The fact is that white Americans ignore racism because it seldom negatively impacts them. After all, it’s not white Americans who have their job applications ignored because they don’t have the right kind of names. It’s not white Americans who have to tell their children not to wear hoodies for fear they will be shot. It’s not white Americans who are racially profiled and their cars routinely pulled over. It’s not white people who were singled out as part of New York City’s ill-conceived “stop and frisk” policy.
Today, African-Americans face discrimination in ways that are not all that different from the days of the civil rights movement in the 1950s and 60s. For example, according to the Bureau of Labor Statistics, for the 4th quarter of 2015, the unemployment rate for whites was 4.1 percent, while the unemployment rate for African-Americans was 10.5 percent.
The discrimination starts early in life as shown by a report from the US Department of Education’s Office for Civil Rights (OCR).
After compiling data from all of the nation’s 97,000 public schools representing 49 million students, the OCR released a comprehensive report on the promise of equal education.
Among the report’s key findings:
Students of color are “…disproportionately affected by suspensions and zero-tolerance policies in schools.” In fact, black students represent 18 percent of preschool enrollment but 42 percent of the students who are suspended once and 48 percent of the students suspended more than once. The report also concluded, “Suspended students are less likely to graduate on time and more likely to be suspended again.
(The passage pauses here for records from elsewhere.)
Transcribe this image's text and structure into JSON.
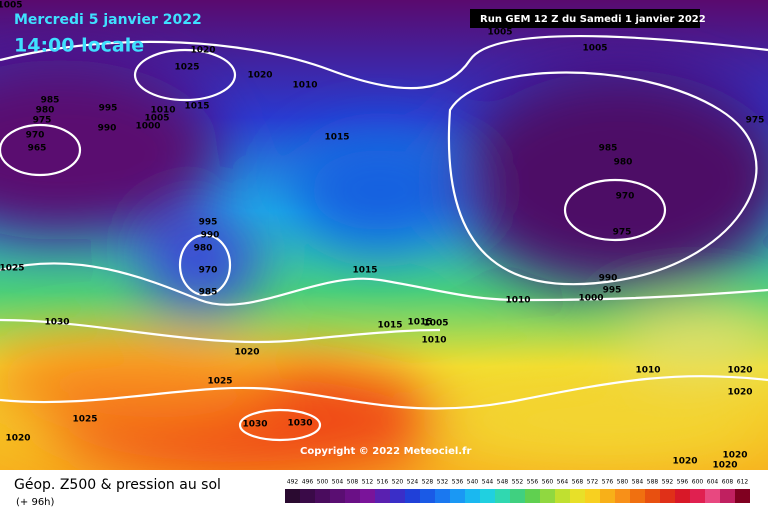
{
  "header": {
    "date": "Mercredi 5 janvier 2022",
    "time": "14:00 locale",
    "run": "Run GEM 12 Z du Samedi 1 janvier 2022"
  },
  "copyright": "Copyright © 2022 Meteociel.fr",
  "footer": {
    "title": "Géop. Z500 & pression au sol",
    "lead": "(+ 96h)"
  },
  "legend": {
    "labels": [
      492,
      496,
      500,
      504,
      508,
      512,
      516,
      520,
      524,
      528,
      532,
      536,
      540,
      544,
      548,
      552,
      556,
      560,
      564,
      568,
      572,
      576,
      580,
      584,
      588,
      592,
      596,
      600,
      604,
      608,
      612
    ]
  },
  "isobars": [
    1005,
    1020,
    1025,
    1020,
    1010,
    1005,
    1005,
    985,
    980,
    975,
    970,
    965,
    995,
    990,
    1010,
    1005,
    1000,
    1015,
    1015,
    975,
    985,
    980,
    970,
    975,
    995,
    990,
    980,
    970,
    985,
    1025,
    1015,
    990,
    995,
    1000,
    1010,
    1030,
    1015,
    1015,
    1005,
    1010,
    1020,
    1025,
    1010,
    1020,
    1020,
    1025,
    1030,
    1030,
    1020,
    1020,
    1020,
    1020
  ]
}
They are also more likely to repeat a grade, drop out, and become involved in the juvenile justice system.”
In addition, the report found that students of color are more likely to have teachers with less experience. The students also have significantly less access to a full range of math and science courses in high school.
According to the Frontline documentary on PBS, A Return to School Segregation in America?, 60 years after Brown v. Board of Education – the landmark Supreme Court decision that ruled segregated schools are unconstitutional – gains in desegregation have been lost. The documentary cited a report by UCLA’s The Project on Civil Rights, which found that the nation has suffered a gradual re-segregation fueled by court rulings that have allowed states to set aside integration orders.
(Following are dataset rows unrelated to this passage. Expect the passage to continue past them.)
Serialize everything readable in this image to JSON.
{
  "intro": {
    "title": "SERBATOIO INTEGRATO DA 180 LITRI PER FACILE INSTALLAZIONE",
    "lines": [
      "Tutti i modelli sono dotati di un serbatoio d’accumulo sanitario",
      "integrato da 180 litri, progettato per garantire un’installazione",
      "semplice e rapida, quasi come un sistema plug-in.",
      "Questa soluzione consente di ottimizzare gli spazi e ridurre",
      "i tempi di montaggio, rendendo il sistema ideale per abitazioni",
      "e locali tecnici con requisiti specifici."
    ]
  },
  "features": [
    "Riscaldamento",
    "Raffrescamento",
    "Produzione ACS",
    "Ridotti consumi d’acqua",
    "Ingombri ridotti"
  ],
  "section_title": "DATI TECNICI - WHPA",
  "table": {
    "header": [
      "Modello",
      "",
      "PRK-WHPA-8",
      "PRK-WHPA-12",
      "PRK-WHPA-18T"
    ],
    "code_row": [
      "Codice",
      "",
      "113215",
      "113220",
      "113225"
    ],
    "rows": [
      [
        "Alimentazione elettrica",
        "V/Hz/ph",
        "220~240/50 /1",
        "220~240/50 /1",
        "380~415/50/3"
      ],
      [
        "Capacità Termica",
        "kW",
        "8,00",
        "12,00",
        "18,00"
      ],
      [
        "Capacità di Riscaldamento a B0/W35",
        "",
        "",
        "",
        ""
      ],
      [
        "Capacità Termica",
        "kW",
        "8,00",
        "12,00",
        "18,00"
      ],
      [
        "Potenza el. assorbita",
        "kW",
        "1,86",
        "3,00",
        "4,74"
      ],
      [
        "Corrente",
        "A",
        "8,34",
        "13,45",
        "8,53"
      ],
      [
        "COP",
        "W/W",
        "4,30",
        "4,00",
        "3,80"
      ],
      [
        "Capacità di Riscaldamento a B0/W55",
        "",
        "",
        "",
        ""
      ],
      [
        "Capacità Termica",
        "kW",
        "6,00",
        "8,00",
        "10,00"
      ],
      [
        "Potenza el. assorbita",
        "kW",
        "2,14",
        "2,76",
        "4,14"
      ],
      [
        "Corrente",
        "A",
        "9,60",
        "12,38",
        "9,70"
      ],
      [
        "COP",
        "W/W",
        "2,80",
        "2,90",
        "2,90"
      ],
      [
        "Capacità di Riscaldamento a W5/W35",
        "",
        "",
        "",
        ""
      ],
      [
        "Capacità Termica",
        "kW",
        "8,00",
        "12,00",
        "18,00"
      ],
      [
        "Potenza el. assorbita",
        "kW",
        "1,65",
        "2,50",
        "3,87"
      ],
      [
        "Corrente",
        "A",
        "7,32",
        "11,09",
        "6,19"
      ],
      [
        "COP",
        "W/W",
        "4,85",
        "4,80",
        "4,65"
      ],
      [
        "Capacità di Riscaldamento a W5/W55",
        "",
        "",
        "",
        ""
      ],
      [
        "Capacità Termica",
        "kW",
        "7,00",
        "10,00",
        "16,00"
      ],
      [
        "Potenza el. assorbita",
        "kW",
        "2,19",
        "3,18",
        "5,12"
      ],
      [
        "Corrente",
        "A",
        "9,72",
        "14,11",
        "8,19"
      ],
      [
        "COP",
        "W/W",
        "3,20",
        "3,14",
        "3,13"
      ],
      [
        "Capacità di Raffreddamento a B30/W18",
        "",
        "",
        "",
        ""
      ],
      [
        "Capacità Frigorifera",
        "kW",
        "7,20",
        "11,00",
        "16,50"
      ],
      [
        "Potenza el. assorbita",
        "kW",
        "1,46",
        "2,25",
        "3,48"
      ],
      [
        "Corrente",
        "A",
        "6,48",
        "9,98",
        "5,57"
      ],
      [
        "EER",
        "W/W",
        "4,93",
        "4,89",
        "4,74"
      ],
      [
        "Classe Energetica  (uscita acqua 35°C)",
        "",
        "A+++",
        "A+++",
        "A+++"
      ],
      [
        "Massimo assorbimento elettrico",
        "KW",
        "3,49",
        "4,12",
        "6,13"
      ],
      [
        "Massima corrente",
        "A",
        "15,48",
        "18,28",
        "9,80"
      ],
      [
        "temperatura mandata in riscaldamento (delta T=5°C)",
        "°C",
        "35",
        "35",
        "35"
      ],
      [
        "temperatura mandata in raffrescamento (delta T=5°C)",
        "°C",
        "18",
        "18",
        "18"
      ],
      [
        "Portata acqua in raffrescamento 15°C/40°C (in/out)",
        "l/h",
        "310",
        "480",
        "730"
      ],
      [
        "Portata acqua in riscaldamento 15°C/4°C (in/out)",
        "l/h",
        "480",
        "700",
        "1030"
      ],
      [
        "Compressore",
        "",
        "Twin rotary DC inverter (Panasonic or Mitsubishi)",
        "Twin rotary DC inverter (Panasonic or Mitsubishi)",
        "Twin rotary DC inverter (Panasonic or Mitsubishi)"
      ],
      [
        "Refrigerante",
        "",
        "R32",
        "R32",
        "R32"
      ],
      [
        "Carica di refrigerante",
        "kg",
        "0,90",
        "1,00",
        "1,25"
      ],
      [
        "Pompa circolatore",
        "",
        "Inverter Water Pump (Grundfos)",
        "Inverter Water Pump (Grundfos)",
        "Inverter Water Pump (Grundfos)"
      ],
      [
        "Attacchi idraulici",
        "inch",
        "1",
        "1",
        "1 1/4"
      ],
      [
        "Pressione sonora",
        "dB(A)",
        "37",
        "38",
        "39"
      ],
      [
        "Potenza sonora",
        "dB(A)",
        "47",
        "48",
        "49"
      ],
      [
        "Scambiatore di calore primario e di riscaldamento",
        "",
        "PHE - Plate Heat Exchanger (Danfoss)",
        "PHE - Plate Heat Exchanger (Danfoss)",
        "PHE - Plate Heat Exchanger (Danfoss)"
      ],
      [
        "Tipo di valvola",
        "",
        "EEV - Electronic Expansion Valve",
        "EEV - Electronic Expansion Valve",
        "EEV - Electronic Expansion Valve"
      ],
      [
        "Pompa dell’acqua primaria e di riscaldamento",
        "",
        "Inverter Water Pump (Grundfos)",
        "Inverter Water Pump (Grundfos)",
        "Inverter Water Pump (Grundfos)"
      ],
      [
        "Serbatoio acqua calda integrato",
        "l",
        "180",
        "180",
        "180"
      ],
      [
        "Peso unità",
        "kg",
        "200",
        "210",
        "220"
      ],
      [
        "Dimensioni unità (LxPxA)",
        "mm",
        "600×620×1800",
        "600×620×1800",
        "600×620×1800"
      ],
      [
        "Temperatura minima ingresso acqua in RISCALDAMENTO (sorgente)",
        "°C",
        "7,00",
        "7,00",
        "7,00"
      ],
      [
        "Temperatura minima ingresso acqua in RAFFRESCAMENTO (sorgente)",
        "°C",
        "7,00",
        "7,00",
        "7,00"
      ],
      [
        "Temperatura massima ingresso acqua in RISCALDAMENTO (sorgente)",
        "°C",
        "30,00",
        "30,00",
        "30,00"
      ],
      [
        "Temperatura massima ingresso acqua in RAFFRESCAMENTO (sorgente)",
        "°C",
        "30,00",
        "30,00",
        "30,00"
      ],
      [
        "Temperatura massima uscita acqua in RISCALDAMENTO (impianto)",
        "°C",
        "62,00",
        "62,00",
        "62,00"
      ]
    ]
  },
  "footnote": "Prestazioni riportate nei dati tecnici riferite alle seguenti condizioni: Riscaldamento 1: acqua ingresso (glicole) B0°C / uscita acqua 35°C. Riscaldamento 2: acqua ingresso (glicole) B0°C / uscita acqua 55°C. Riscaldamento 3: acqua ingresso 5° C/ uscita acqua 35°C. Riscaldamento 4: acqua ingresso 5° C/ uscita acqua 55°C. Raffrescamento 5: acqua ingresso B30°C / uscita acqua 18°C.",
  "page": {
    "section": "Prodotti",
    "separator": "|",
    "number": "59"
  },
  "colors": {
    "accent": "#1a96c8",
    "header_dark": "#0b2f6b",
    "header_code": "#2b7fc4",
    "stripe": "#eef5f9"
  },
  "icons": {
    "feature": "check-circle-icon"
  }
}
By 1988, the percentage of black children in white schools across the South began to rise steadily from zero to nearly 44 percent. But that’s where it peaked as Republican administrations began pushing “school choice” – code for re-segregation. By 2011, the percentage of black students in white schools was just 23.2 percent – lower than it was at the end of the civil rights movement in 1968! This is despite studies which have found that students who attend integrated schools perform better socially and psychologically, and that being exposed to different viewpoints in schools helps students better develop critical thinking skills.
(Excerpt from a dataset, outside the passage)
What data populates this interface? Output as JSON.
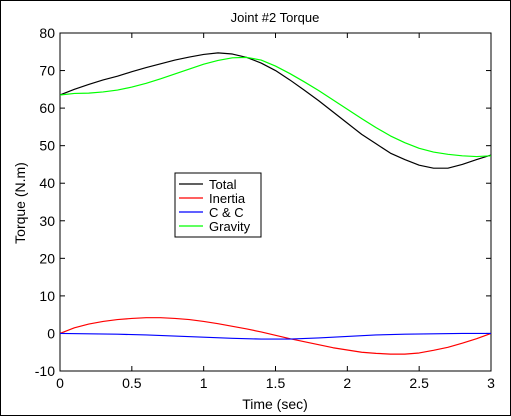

Following the election of the nation’s first president of African-American descent, it may be understandable for white Americans to think racism is behind us. But very few of our nation’s leaders are black. Congress is still disproportionately controlled by white men. The vast majority of state governments are controlled by white men. And the leaders of US corporations are still disproportionately white men.
Fact is, our nation is only 3-4 generations removed from black slavery; only 50 years removed from Jim Crow laws; less than 50 years removed from “red-lining” – the practice of banks refusing to write mortgages for black people trying to purchase a home outside of a black area.
When African-American slaves were freed, they had nothing of their own…no land, no jobs, no homes, no education, no vote and few personal possessions. Indeed, many former slaves had no families, as their family members had often been sold away from their plantations. And the concept of slaves having been given 40 acres and a mule following the Civil War is largely fiction.
It takes generations for people to recover from such a plight – a plight made all the more difficult by prejudice and segregation.